La scuola di Mogol, il
volontariato e il lavoro con le persone più fragili sulle
ambulanze, l'amore per la musica e la sua isola, la prima
chitarra acquistata a 13 anni con il ricavato della vendita
degli asparagi. Il grande cuore di Marco Piras è racchiuso nelle
nove canzoni del suo disco.
Esce il 7 marzo 'Acultzu a tie' (Vicino a te), il primo
lavoro discografico dell'artista nato a Nurallao. Classe 1968, e
settimo di 10 figli, ha iniziato a scrivere canzoni già dai
tempi delle elementari. "Poi da adulto ho iniziato a collaborare
con diversi gruppi musicali.
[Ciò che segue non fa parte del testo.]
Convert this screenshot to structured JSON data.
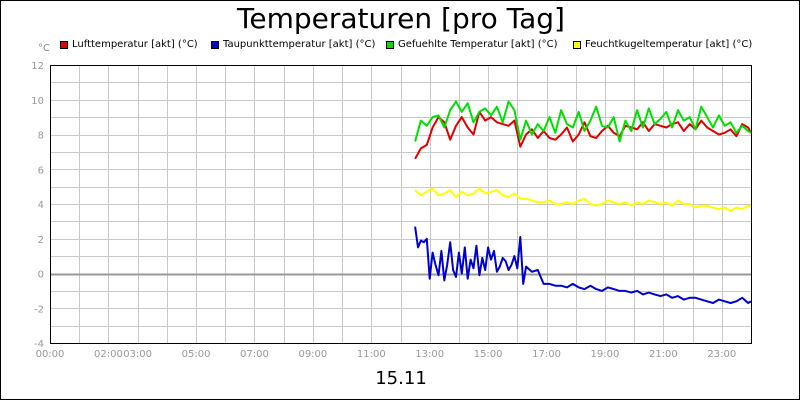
{
  "title": "Temperaturen [pro Tag]",
  "unit": "°C",
  "x_caption": "15.11",
  "chart_data": {
    "type": "line",
    "title": "Temperaturen [pro Tag]",
    "xlabel": "15.11",
    "ylabel": "°C",
    "xlim": [
      0,
      24
    ],
    "ylim": [
      -4,
      12
    ],
    "grid": true,
    "legend_position": "top",
    "y_ticks": [
      "12",
      "10",
      "8",
      "6",
      "4",
      "2",
      "0",
      "-2",
      "-4"
    ],
    "x_ticks": [
      "00:00",
      "02:00",
      "03:00",
      "05:00",
      "07:00",
      "09:00",
      "11:00",
      "13:00",
      "15:00",
      "17:00",
      "19:00",
      "21:00",
      "23:00"
    ],
    "series": [
      {
        "name": "Lufttemperatur [akt] (°C)",
        "color": "#e00000",
        "x": [
          12.5,
          12.7,
          12.9,
          13.1,
          13.3,
          13.5,
          13.7,
          13.9,
          14.1,
          14.3,
          14.5,
          14.7,
          14.9,
          15.1,
          15.3,
          15.5,
          15.7,
          15.9,
          16.1,
          16.3,
          16.5,
          16.7,
          16.9,
          17.1,
          17.3,
          17.5,
          17.7,
          17.9,
          18.1,
          18.3,
          18.5,
          18.7,
          18.9,
          19.1,
          19.3,
          19.5,
          19.7,
          19.9,
          20.1,
          20.3,
          20.5,
          20.7,
          20.9,
          21.1,
          21.3,
          21.5,
          21.7,
          21.9,
          22.1,
          22.3,
          22.5,
          22.7,
          22.9,
          23.1,
          23.3,
          23.5,
          23.7,
          23.9,
          24.0
        ],
        "y": [
          6.6,
          7.2,
          7.4,
          8.4,
          9.0,
          8.7,
          7.7,
          8.5,
          9.0,
          8.4,
          8.0,
          9.3,
          8.8,
          9.0,
          8.7,
          8.6,
          8.5,
          8.8,
          7.3,
          8.0,
          8.3,
          7.8,
          8.2,
          7.8,
          7.7,
          8.0,
          8.4,
          7.6,
          8.0,
          8.7,
          7.9,
          7.8,
          8.2,
          8.5,
          8.1,
          7.9,
          8.5,
          8.4,
          8.3,
          8.7,
          8.2,
          8.6,
          8.5,
          8.4,
          8.6,
          8.7,
          8.2,
          8.6,
          8.3,
          8.8,
          8.4,
          8.2,
          8.0,
          8.1,
          8.3,
          7.9,
          8.6,
          8.4,
          8.1
        ]
      },
      {
        "name": "Taupunkttemperatur [akt] (°C)",
        "color": "#0000cc",
        "x": [
          12.5,
          12.6,
          12.7,
          12.8,
          12.9,
          13.0,
          13.1,
          13.2,
          13.3,
          13.4,
          13.5,
          13.6,
          13.7,
          13.8,
          13.9,
          14.0,
          14.1,
          14.2,
          14.3,
          14.4,
          14.5,
          14.6,
          14.7,
          14.8,
          14.9,
          15.0,
          15.1,
          15.2,
          15.3,
          15.4,
          15.5,
          15.6,
          15.7,
          15.8,
          15.9,
          16.0,
          16.1,
          16.2,
          16.3,
          16.5,
          16.7,
          16.9,
          17.1,
          17.3,
          17.5,
          17.7,
          17.9,
          18.1,
          18.3,
          18.5,
          18.7,
          18.9,
          19.1,
          19.3,
          19.5,
          19.7,
          19.9,
          20.1,
          20.3,
          20.5,
          20.7,
          20.9,
          21.1,
          21.3,
          21.5,
          21.7,
          21.9,
          22.1,
          22.3,
          22.5,
          22.7,
          22.9,
          23.1,
          23.3,
          23.5,
          23.7,
          23.9,
          24.0
        ],
        "y": [
          2.7,
          1.5,
          1.9,
          1.8,
          2.0,
          -0.3,
          1.2,
          0.5,
          -0.1,
          1.3,
          -0.4,
          0.5,
          1.8,
          0.2,
          -0.2,
          1.2,
          0.0,
          1.5,
          -0.3,
          0.8,
          0.3,
          1.6,
          -0.1,
          0.9,
          0.2,
          1.5,
          0.8,
          1.3,
          0.1,
          0.4,
          0.9,
          0.7,
          0.2,
          0.5,
          1.0,
          0.3,
          2.1,
          -0.6,
          0.4,
          0.1,
          0.2,
          -0.6,
          -0.6,
          -0.7,
          -0.7,
          -0.8,
          -0.6,
          -0.8,
          -0.9,
          -0.7,
          -0.9,
          -1.0,
          -0.8,
          -0.9,
          -1.0,
          -1.0,
          -1.1,
          -1.0,
          -1.2,
          -1.1,
          -1.2,
          -1.3,
          -1.2,
          -1.4,
          -1.3,
          -1.5,
          -1.4,
          -1.4,
          -1.5,
          -1.6,
          -1.7,
          -1.5,
          -1.6,
          -1.7,
          -1.6,
          -1.4,
          -1.7,
          -1.6
        ]
      },
      {
        "name": "Gefuehlte Temperatur [akt] (°C)",
        "color": "#00e000",
        "x": [
          12.5,
          12.7,
          12.9,
          13.1,
          13.3,
          13.5,
          13.7,
          13.9,
          14.1,
          14.3,
          14.5,
          14.7,
          14.9,
          15.1,
          15.3,
          15.5,
          15.7,
          15.9,
          16.1,
          16.3,
          16.5,
          16.7,
          16.9,
          17.1,
          17.3,
          17.5,
          17.7,
          17.9,
          18.1,
          18.3,
          18.5,
          18.7,
          18.9,
          19.1,
          19.3,
          19.5,
          19.7,
          19.9,
          20.1,
          20.3,
          20.5,
          20.7,
          20.9,
          21.1,
          21.3,
          21.5,
          21.7,
          21.9,
          22.1,
          22.3,
          22.5,
          22.7,
          22.9,
          23.1,
          23.3,
          23.5,
          23.7,
          23.9,
          24.0
        ],
        "y": [
          7.6,
          8.8,
          8.5,
          9.0,
          9.1,
          8.4,
          9.4,
          9.9,
          9.3,
          9.8,
          8.7,
          9.3,
          9.5,
          9.1,
          9.6,
          8.7,
          9.9,
          9.4,
          7.7,
          8.8,
          8.0,
          8.6,
          8.2,
          9.0,
          8.1,
          9.4,
          8.6,
          8.4,
          9.3,
          8.2,
          8.8,
          9.6,
          8.5,
          8.4,
          9.0,
          7.6,
          8.8,
          8.2,
          9.4,
          8.4,
          9.5,
          8.6,
          8.9,
          9.3,
          8.4,
          9.4,
          8.8,
          9.0,
          8.3,
          9.6,
          9.0,
          8.4,
          9.1,
          8.5,
          8.7,
          8.1,
          8.5,
          8.2,
          8.1
        ]
      },
      {
        "name": "Feuchtkugeltemperatur [akt] (°C)",
        "color": "#ffff00",
        "x": [
          12.5,
          12.7,
          12.9,
          13.1,
          13.3,
          13.5,
          13.7,
          13.9,
          14.1,
          14.3,
          14.5,
          14.7,
          14.9,
          15.1,
          15.3,
          15.5,
          15.7,
          15.9,
          16.1,
          16.3,
          16.5,
          16.7,
          16.9,
          17.1,
          17.3,
          17.5,
          17.7,
          17.9,
          18.1,
          18.3,
          18.5,
          18.7,
          18.9,
          19.1,
          19.3,
          19.5,
          19.7,
          19.9,
          20.1,
          20.3,
          20.5,
          20.7,
          20.9,
          21.1,
          21.3,
          21.5,
          21.7,
          21.9,
          22.1,
          22.3,
          22.5,
          22.7,
          22.9,
          23.1,
          23.3,
          23.5,
          23.7,
          23.9,
          24.0
        ],
        "y": [
          4.8,
          4.5,
          4.7,
          4.9,
          4.5,
          4.6,
          4.8,
          4.4,
          4.7,
          4.5,
          4.6,
          4.9,
          4.6,
          4.7,
          4.8,
          4.5,
          4.4,
          4.6,
          4.3,
          4.3,
          4.2,
          4.1,
          4.1,
          4.2,
          4.0,
          4.0,
          4.1,
          4.0,
          4.2,
          4.3,
          4.0,
          3.9,
          4.0,
          4.2,
          4.1,
          4.0,
          4.1,
          3.9,
          4.1,
          4.0,
          4.2,
          4.1,
          4.0,
          4.1,
          3.9,
          4.2,
          4.0,
          4.0,
          3.8,
          3.9,
          3.9,
          3.8,
          3.7,
          3.8,
          3.6,
          3.8,
          3.7,
          3.9,
          3.9
        ]
      }
    ]
  }
}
Ho frequentato il Cet, la scuola di
Mogol, dove ho conosciuto Massimo Satta che ha prodotto il mio
disco", racconta Piras.
Dopo aver scritto i suoi testi in italiano, ha deciso di
optare per il sardo. "È stata una poesia in sardo a ispirarmi
una melodia".
Il disco si apre con 'In custa note', racconta un avvenimento
che ha segnato la vita dell'autore, caduto anche nello
sconforto. Con 'A sa luna' ritrova poi la serenità lasciandosi
cullare dalla luce del satellite più romantico del cielo. La
fede ritrovata è tutta nelle parole di 'Soberanu Signore',
mentre 'A sa oghe tua' è un omaggio a tutti coloro che hanno
dato lustro alla musica sarda lasciando il ricordo della loro
voce e delle loro parole.
'Deo l'isco ses tue' è la voce del desiderio di un ragazzo
che spera che negli occhi di un'aquila possa ritrovare il suo
migliore amico - riprende Marco Piras - da figlio invece voglio
tenere mia madre per mano per non farla sbagliare, e la riporto
alla sua vita da bambina stando Acultzu a tie. Mentre 'Amentos'
racconta di una madre che ricorda il figlio. 'Chie ses tue"':
amo la mia terra, e vorrei che fosse più rispettata. Infine,
chiudo l'album col brano 'Comente naschet'. Spesso mi domando da
dove è arrivata la mia compagna di vita, perché quando si ha un
punto di riferimento solido tutto ha senso", conclude Piras.